The Westside of Chattanooga once had a well-
connected street grid. The neighborhood, along
with Cameron Hill contained hundreds of
single family homes and dozens of
acres of mature tree canopy.

Animation- What we got in return for US-27:
1 church, 1 shopping center (viable for 30 years),
1 apartment complex, 6 housing towers, 2 car
dealerships, a disconnected street network,
loss of acres vegetation, and a city cloven in half.

The project has come and gone in fits and spurts. Some years ago when the project first came ‘round, an alternative study was done to investigate how we can fix what we broke back in the 50s. That study recommended an at-grade boulevard that would reconnect the street network thereby reconnecting the two cloven halves of the city.  The by-product of that would be acres of land freed for new economic development and city building. As you might expect, many a traffic engineer suffered brainsplurge at the very thought. Of course, they have their reasons for disliking the concept: truck traffic would have nowhere to go, 18-wheelers careening at breakneck speeds would overrun our downtown, gridlocked traffic, pollution, and neighborhood degradation would surely ensue (sound familiar? I’m sure they mean it this time).
Unfortunately, for those of us who think this is a prime opportunity to fix one the problems with our downtown, I do not know if we will be able to win the day. TDOT has held their stealth public meetings, right-of-way acquisition is afoot, and from everything I’ve heard they really like their design and are more concerned with gittin’ ‘er dun than fixing things.
I find the whole thing depressing. If we’re going to make a massive intervention and spend millions on top of millions to do it, why wouldn’t we want something more to show for it in the end? Instead of spending that money to accomplish one, single-minded goal, why can’t we develop a solution that accomplishes many goals?
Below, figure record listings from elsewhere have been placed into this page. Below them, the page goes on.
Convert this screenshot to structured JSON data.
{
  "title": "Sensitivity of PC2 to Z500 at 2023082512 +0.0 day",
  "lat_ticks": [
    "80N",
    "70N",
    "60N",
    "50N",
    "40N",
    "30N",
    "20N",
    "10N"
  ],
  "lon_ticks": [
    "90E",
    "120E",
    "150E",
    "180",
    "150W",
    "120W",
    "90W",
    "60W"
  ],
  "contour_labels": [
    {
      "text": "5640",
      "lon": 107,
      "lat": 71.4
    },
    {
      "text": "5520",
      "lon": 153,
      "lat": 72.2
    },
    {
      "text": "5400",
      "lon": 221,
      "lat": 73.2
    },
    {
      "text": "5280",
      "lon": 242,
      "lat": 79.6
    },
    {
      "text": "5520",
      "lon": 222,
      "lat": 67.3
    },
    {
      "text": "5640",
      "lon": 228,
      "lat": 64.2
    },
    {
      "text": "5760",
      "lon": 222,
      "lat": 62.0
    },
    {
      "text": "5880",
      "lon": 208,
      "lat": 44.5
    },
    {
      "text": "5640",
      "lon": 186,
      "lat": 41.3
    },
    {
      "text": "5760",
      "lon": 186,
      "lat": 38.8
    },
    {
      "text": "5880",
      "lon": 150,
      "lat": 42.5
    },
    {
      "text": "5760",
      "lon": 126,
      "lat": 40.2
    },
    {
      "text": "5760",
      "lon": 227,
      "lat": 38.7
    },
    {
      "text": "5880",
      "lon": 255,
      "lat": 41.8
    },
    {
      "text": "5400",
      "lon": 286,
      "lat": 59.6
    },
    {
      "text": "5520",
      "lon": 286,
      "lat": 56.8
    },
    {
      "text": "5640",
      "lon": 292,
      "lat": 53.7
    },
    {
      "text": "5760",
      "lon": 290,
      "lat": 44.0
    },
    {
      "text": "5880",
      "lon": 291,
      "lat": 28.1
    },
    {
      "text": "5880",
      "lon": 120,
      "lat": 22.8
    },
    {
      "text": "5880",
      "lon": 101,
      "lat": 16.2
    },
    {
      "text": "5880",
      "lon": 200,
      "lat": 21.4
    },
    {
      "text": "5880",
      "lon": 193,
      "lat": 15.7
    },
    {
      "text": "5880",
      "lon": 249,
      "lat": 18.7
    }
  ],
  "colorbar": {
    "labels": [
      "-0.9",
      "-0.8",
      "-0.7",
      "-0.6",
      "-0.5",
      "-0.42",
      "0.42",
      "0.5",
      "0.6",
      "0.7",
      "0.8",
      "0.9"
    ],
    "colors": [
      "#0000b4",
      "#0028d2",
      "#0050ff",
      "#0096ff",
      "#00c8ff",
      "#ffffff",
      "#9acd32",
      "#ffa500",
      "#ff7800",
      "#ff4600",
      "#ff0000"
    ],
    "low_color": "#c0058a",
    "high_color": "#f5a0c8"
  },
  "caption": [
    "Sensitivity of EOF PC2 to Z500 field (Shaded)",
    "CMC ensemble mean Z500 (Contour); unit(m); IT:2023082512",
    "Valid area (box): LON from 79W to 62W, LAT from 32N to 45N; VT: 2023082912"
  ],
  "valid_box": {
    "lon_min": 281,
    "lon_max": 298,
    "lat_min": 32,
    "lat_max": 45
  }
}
This is a once in a generation opportunity to rectify poor decisions of the past, addresses concerns of the present, and provide opportunities for the future. I guess the question is whether or not our community sees this for the rare opportunity that it is.
* There are places in our country where the vision of traffic engineers has been fully realized. In these places hierarchical (as opposed to networked) streets are laid out with mandated parking requirements, then segregated uses fight for the leftover land. As you may have guessed, we call these places sub-urbs. Oddly enough, even though the places are driven by traffic engineer's requirements, they also tend to be the places where traffic is most jacked up and congested- go figure.